In September, the Jundt Art Museum at Gonzaga University unveiled a new exhibition on display through Jan. 6.
“Five Critical Decades of Art: The Stephens Collection,” is the result of 50 years of education, collection and celebration of art by Spokane residents Carolyn and Les Stephens.
The show highlights art movements such as ’60s pop art, environmental art, video art, photorealism and more through a multitude of mediums. Sculpture and folk art mingle with photography and paintings in this eclectic show.
“It’s the bulk of our collection,” Les said. “And it will stay here (at the Jundt) as a gift.”
The Stephens met in 1971 at Whitman College and came to Spokane to pursue graduate degrees at Eastern Washington University.
They acquired their first piece, a Thomas Morgan untitled figure drawing, when it was shown at EWU in a National Drawing Invitational. Likewise, they discovered their second purchase, a Robert Cumming photograph of the Stellar Seals diorama from the LA Natural History Museum, at Eastern when Cumming was a visiting artist. Both works are included in the exhibit.
However, their collection truly sparked when Carolyn accepted a position to teach art history at Spokane Falls Community College. For 25 years, she took her students on spring trips to New York and Les joined them.
“We looked at art and listened to music in the heart of New York City,” he recalled.
For example, a shower curtain by famed subway artist Keith Haring hangs from a shower rod at the exhibit.
“We saw him working on chalk art in a subway in New York City,” Carolyn said.
That annual immersion into the larger art community, including trips abroad, honed their tastes and enabled them to build their collection.
“It was a slow accumulation,” Les said. “We filled our home with mostly regional artists.”
The couple arrived in Spokane at a time when the regional academic fine arts community was fully engaged with gallery directors, artists and patrons. That collaborative environment led to visits from many significant artists.
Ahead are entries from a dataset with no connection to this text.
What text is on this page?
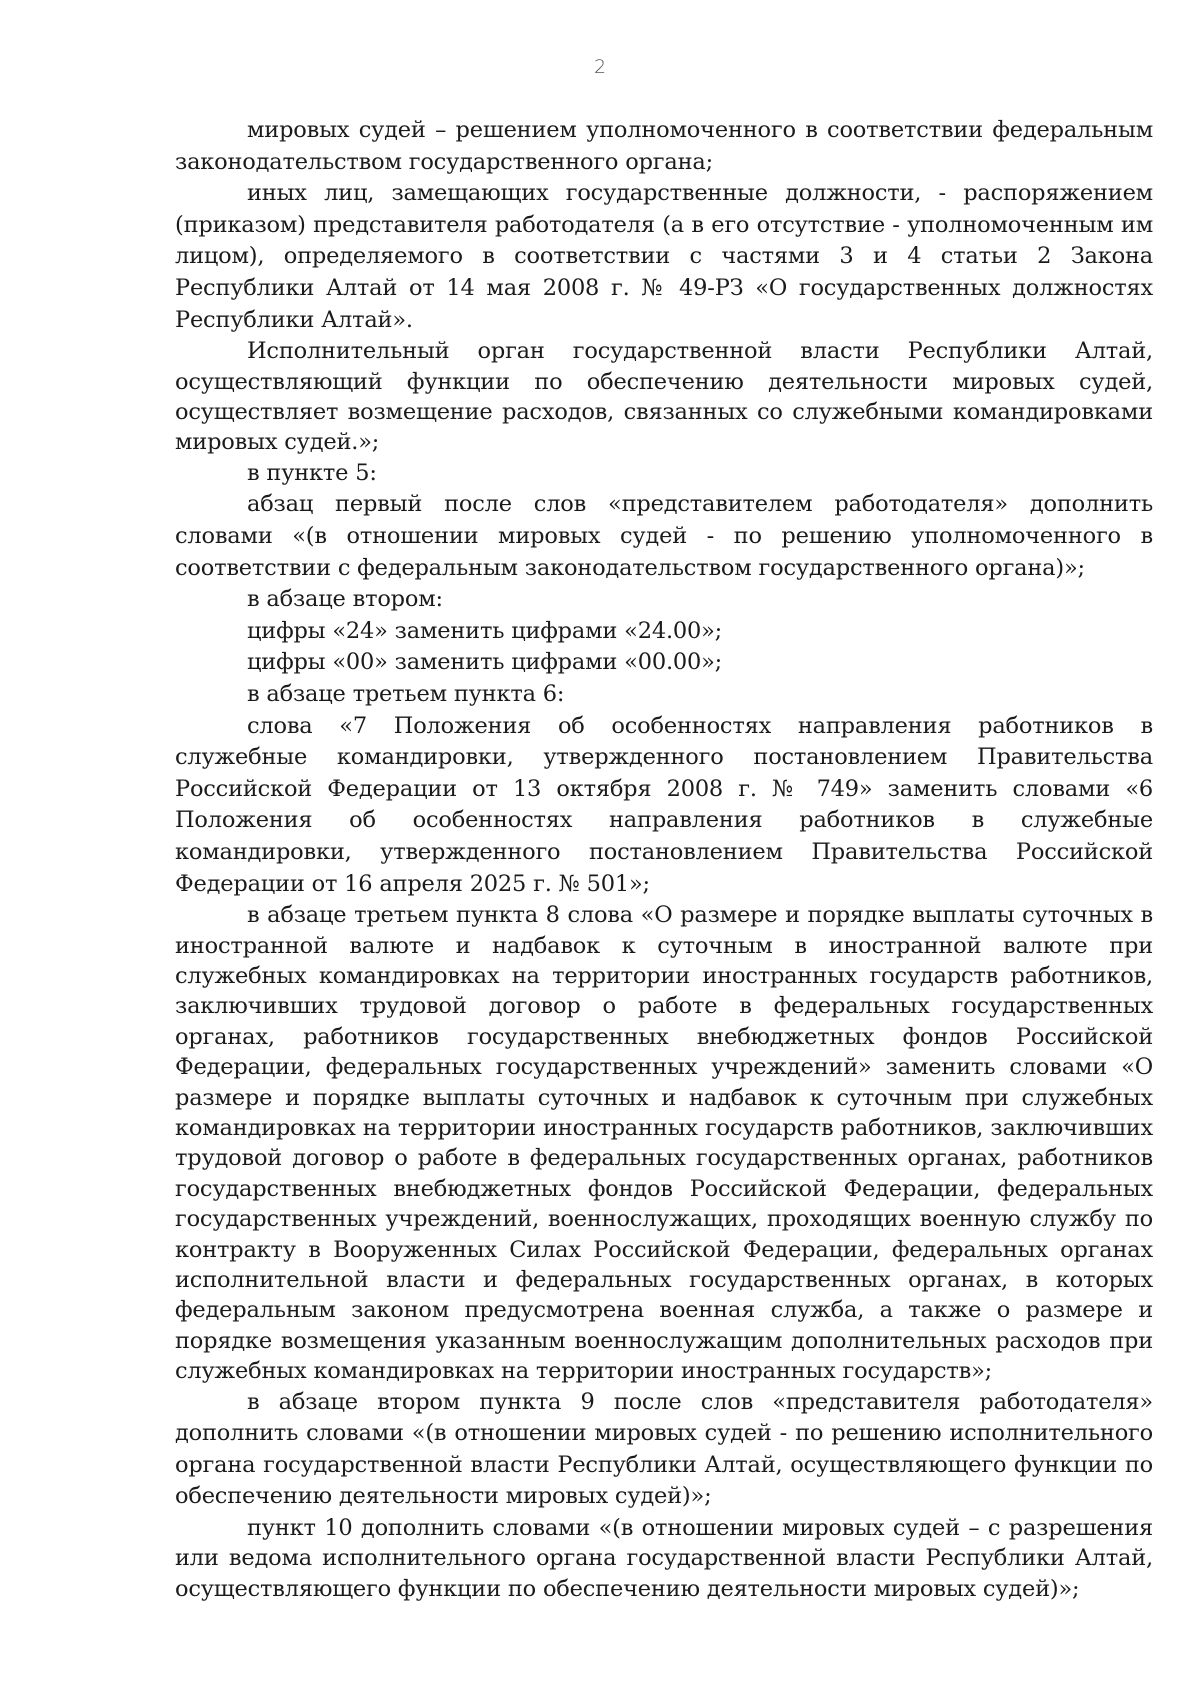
2

мировых судей – решением уполномоченного в соответствии федеральным законодательством государственного органа;

иных лиц, замещающих государственные должности, - распоряжением (приказом) представителя работодателя (а в его отсутствие - уполномоченным им лицом), определяемого в соответствии с частями 3 и 4 статьи 2 Закона Республики Алтай от 14 мая 2008 г. № 49-РЗ «О государственных должностях Республики Алтай».

Исполнительный орган государственной власти Республики Алтай, осуществляющий функции по обеспечению деятельности мировых судей, осуществляет возмещение расходов, связанных со служебными командировками мировых судей.»;

в пункте 5:

абзац первый после слов «представителем работодателя» дополнить словами «(в отношении мировых судей - по решению уполномоченного в соответствии с федеральным законодательством государственного органа)»;

в абзаце втором:

цифры «24» заменить цифрами «24.00»;

цифры «00» заменить цифрами «00.00»;

в абзаце третьем пункта 6:

слова «7 Положения об особенностях направления работников в служебные командировки, утвержденного постановлением Правительства Российской Федерации от 13 октября 2008 г. № 749» заменить словами «6 Положения об особенностях направления работников в служебные командировки, утвержденного постановлением Правительства Российской Федерации от 16 апреля 2025 г. № 501»;

в абзаце третьем пункта 8 слова «О размере и порядке выплаты суточных в иностранной валюте и надбавок к суточным в иностранной валюте при служебных командировках на территории иностранных государств работников, заключивших трудовой договор о работе в федеральных государственных органах, работников государственных внебюджетных фондов Российской Федерации, федеральных государственных учреждений» заменить словами «О размере и порядке выплаты суточных и надбавок к суточным при служебных командировках на территории иностранных государств работников, заключивших трудовой договор о работе в федеральных государственных органах, работников государственных внебюджетных фондов Российской Федерации, федеральных государственных учреждений, военнослужащих, проходящих военную службу по контракту в Вооруженных Силах Российской Федерации, федеральных органах исполнительной власти и федеральных государственных органах, в которых федеральным законом предусмотрена военная служба, а также о размере и порядке возмещения указанным военнослужащим дополнительных расходов при служебных командировках на территории иностранных государств»;

в абзаце втором пункта 9 после слов «представителя работодателя» дополнить словами «(в отношении мировых судей - по решению исполнительного органа государственной власти Республики Алтай, осуществляющего функции по обеспечению деятельности мировых судей)»;

пункт 10 дополнить словами «(в отношении мировых судей – с разрешения или ведома исполнительного органа государственной власти Республики Алтай, осуществляющего функции по обеспечению деятельности мировых судей)»;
“We all supported each other,” Carolyn recalled. “We wrote lots of National Endowment for the Arts grants resulting in free lectures, exhibitions and presentations.”
Meeting so many artists who worked in various mediums broadened their perspective and their collection.
“The draw is the artist,” Les said. “When you see an entire show by an artist you get a feeling for what they’re about.”
When it came time to select the 100-plus pieces for the show, the Stephens knew Robin Dare was uniquely qualified.
Dare, the preparer and art handler at the Jundt, has known the couple for decades. He’s worked as a fine artist, carpenter, teacher, gallery curator and framer.
“This is a personal passion because I helped advise the purchase of many of these works,” Dare said, as he walked through the exhibit. “The work in this collection represents a rich history of 50 years of regional artists as well as work by really big names in the art world.”
Featured artists include Robert Mapplethorp, Ed Keinholz, Ruben Trejo. Richard Linder, Patrick Siler, Ai Weiwei and many more.
Some of the pieces evoke smiles, like Trejo’s depiction of J. Edgar Hoover complete with a Pinocchio nose or David Gilhooly’s “Chocolate Mousse.” Others invite deeper contemplation, like the pile of 2,700 hand-painted porcelain sunflower seeds from Ai Weiwei’s 2010 art installation featuring millions of the seeds.
From “Sauces” by photorealist painter Ralph Goings, to James T. Rexrode’s acrylic on panel “Hog Butchering,” the Stephens Collection offers a cross-section of contemporary art. The couple expressed delight that the majority of their collection has found a home at the Jundt.
“We want the work to be used for traveling shows and to be seen and viewed,” Les said. “We wanted to share it with the community.”